Ein Staat kann für sich alleine eigentlich nicht bankrott gehen, weil er die Hoheit über seine Finanzen und das Geld hat. D. h. er kann viel oder wenig Geld in Umlauf bringen, sich bei seinen Bürgern verschulden per Obligationen oder anderem und das immer wieder, so lange die Bürger diese kaufen. Dazu kann er natürlich auch den entsprechenden Zins festsetzen.

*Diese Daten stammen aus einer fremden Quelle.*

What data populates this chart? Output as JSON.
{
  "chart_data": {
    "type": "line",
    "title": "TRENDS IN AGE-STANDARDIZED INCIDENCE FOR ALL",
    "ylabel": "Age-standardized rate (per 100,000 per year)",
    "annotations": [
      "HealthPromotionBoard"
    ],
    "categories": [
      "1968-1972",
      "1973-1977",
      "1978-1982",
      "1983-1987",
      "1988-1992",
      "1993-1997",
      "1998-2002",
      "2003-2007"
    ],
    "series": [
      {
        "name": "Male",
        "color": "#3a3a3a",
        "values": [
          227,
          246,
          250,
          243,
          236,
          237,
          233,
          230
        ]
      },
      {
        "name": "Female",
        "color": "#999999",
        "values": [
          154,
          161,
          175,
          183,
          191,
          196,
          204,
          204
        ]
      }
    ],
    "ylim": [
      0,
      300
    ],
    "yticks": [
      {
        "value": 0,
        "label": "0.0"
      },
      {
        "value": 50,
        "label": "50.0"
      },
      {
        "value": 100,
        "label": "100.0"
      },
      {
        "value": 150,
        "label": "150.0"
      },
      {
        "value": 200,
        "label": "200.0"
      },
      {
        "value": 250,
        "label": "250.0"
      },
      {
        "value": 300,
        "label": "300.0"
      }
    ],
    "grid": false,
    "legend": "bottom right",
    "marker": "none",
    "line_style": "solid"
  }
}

Durch die Internationalisierung der Wirtschaft, der Weltwirtschaft oder auch Globalisierung genannt haben aber die Anleger die Möglichkeit, sich auszusuchen, wo sie ihr Geld anlegen. Wenn sich dann niemand mehr findet, der sein Geld bei einem bestimmten Staat anlegen will und dieser Staat aber Verbindlichkeiten hat, also Zinszahlungen oder Rückzahlungen von Kredit, oder Bezahlung von Importen, dann ist der Staat bankrott, d. h. er ist nicht mehr in der Lage, seinen geldlichen Verpflichtungen nachzukommen. Dies hängt natürlich ab von der Wirtschaftskraft ebendieses Staates. Staaten mit potenter Wirtschaft können es sich leisten, sich hoch zu verschulden, Staaten mit nicht so potenter Wirtschaft weniger. Solche Staaten müssen für Staatspapiere wesentlich höhere Zinsen anbieten, um Anleger dazu zu bewegen, diese zu kaufen. Manchmal helfen keine hohen Zinsen, da Anleger zu sehr um die Sicherheit ihres Geldes fürchten, aber auch die Entwertung der fremden Währung in die Kalkulation miteinbeziehen.

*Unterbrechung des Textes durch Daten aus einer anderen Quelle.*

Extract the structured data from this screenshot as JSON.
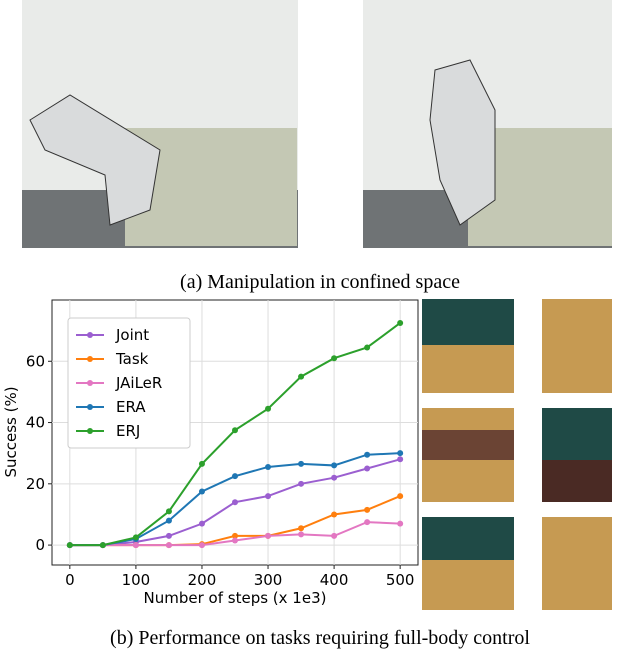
{
  "captions": {
    "a": "(a) Manipulation in confined space",
    "b": "(b) Performance on tasks requiring full-body control"
  },
  "chart_data": {
    "type": "line",
    "x": [
      0,
      50,
      100,
      150,
      200,
      250,
      300,
      350,
      400,
      450,
      500
    ],
    "xlabel": "Number of steps (x 1e3)",
    "ylabel": "Success (%)",
    "xlim": [
      -27,
      527
    ],
    "ylim": [
      -6.5,
      80
    ],
    "xticks": [
      0,
      100,
      200,
      300,
      400,
      500
    ],
    "yticks": [
      0,
      20,
      40,
      60
    ],
    "grid": true,
    "legend": "upper left",
    "series": [
      {
        "name": "Joint",
        "color": "#9b5fd0",
        "values": [
          0,
          0,
          1,
          3,
          7,
          14,
          16,
          20,
          22,
          25,
          28
        ]
      },
      {
        "name": "Task",
        "color": "#ff7f0e",
        "values": [
          0,
          0,
          0,
          0,
          0.3,
          3,
          3,
          5.5,
          10,
          11.5,
          16
        ]
      },
      {
        "name": "JAiLeR",
        "color": "#e377c2",
        "values": [
          0,
          0,
          0,
          0,
          0,
          1.5,
          3,
          3.5,
          3,
          7.5,
          7
        ]
      },
      {
        "name": "ERA",
        "color": "#1f77b4",
        "values": [
          0,
          0,
          2,
          8,
          17.5,
          22.5,
          25.5,
          26.5,
          26,
          29.5,
          30
        ]
      },
      {
        "name": "ERJ",
        "color": "#2ca02c",
        "values": [
          0,
          0,
          2.5,
          11,
          26.5,
          37.5,
          44.5,
          55,
          61,
          64.5,
          72.5
        ]
      }
    ]
  }
}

Da nun die Weltwirtschaft zusammenhängt über Geldanlagen von z.B. deutschen Banken in Argentinien, kann dies Rückwirkungen eben auf diese Banken haben, wenn sie Geld abschreiben muss, weil es keine Zinsen mehr bringt und es auch nicht mehr zurückgezahlt werden kann. Das bringt bei gehäuftem Vorkommen diese Banken in Schwierigkeiten, heute sagt man in „Schieflage“, und natürlich auch befreundete Banken und damit das ganze Bankensystem.
Deshalb gibt es für solche Fälle die Weltbank, die für ev. notwendige Kredite garantiert, aber dafür verlangt, dass das so kreditierte Land die Regeln für die Wirtschaft so gestaltet, wie sie es vorschreibt, also z. B. die Lebensmittel für die Bevölkerung nicht mehr subventioniert oder auch sonst die Kosten senkt. Das bedeutet, dass die Regierung nicht mehr bestimmen kann, was in ihrer Wirtschaft passiert, sondern sich nach den Regeln der Weltbank bzw. des Internationalen Währungsfons (IWF) richten. Es verliert einen Teil seiner Souveränität.
Hä? Was soll denn das bedeuten? Kannst du das bitte näher ausführen?